Scientific Study

Access to over 2,900 scientific references, studies and publications. This section is constantly updated with studies that have been published in scientific journals.

Products: Peanuts
Subject: Food Technology

Microencapsulation of bioactive compounds from peanut residues: stability study and application in yogurt

Authors: Ribeiro, A. C. T., Pinto, V. W., Cavalcante, J. L., Costa, N. A., Lepaus, B. M., Macedo, J. A., Sá, P. B. Z., & de Moura, S. C. S. R.
  • Journals: Journal of the Science of Food and Agriculture
  • Pages: 10.1002/jsfa.70698
  • Year: 2026
Background: Peanut skin, a byproduct of peanut processing, is a rich source of phenolic compounds (520.65 mgGAE (100 g)-1 d.b.) with strong antioxidant capacity, but which remains underutilized. The direct incorporation of phenolic extracts into dairy products is challenging, due to their instability during processing and storage and possible interactions that may affect product quality. Encapsulation techniques can improve the stability and functionality of these bioactive compounds. This study evaluated peanut skin as a sustainable source of phenolics and compared two encapsulation methods - spray drying and ionic gelation - to stabilize its extract prior to incorporation into yogurt, with quality monitored over 42 days of storage. Results: Spray drying with maltodextrin and ionic gelation using pectin-starch microparticles crosslinked with calcium chloride were applied as stabilization strategies. Both methods achieved high encapsulation efficiency (90-95%) and similar phenolic concentrations, although wet ionic gelation microparticles presented a more intense reddish color. During storage, the microparticles effectively preserved phenolic compounds, antioxidant activity, and color stability. When incorporated into yogurt, phenolic content reached 18.87 mgGAE g-1 d.b. for spray-dried particles and 18.20 mgGAE g-1 d.b. for wet particles. Antioxidant activity remained around 75%, while color variation was minimal (ΔE < 3.56).
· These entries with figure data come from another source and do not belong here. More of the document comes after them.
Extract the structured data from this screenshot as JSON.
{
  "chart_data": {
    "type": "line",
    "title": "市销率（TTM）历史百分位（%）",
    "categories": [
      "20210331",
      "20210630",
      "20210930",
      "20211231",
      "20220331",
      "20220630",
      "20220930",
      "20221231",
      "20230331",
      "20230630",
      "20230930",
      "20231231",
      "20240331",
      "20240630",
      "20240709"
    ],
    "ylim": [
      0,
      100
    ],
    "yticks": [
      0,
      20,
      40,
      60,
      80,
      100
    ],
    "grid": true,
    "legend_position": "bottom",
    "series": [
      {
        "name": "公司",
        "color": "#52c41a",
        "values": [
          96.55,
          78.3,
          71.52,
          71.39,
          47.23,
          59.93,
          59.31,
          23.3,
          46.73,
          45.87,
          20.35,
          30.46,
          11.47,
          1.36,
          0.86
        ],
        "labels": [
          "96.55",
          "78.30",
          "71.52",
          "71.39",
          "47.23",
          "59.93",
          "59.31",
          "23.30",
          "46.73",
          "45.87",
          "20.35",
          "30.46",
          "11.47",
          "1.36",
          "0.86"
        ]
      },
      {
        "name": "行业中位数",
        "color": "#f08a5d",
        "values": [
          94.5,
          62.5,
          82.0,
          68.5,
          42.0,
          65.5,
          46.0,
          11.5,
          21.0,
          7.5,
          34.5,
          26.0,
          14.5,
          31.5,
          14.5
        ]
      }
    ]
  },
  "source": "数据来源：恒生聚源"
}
No significant changes were observed in acidity, proximate composition, or microbiological quality. Conclusion: Peanut skin can be converted into a stable, value-added functional ingredient for yogurt. Both encapsulation techniques preserved the phenolic compounds and product quality during storage, representing a scalable and sustainable strategy to enhance the nutritional value of dairy products while reducing agro-industrial waste. © 2026 The Author(s). Journal of the Science of Food and Agriculture published by John Wiley & Sons Ltd on behalf of Society of Chemical Industry.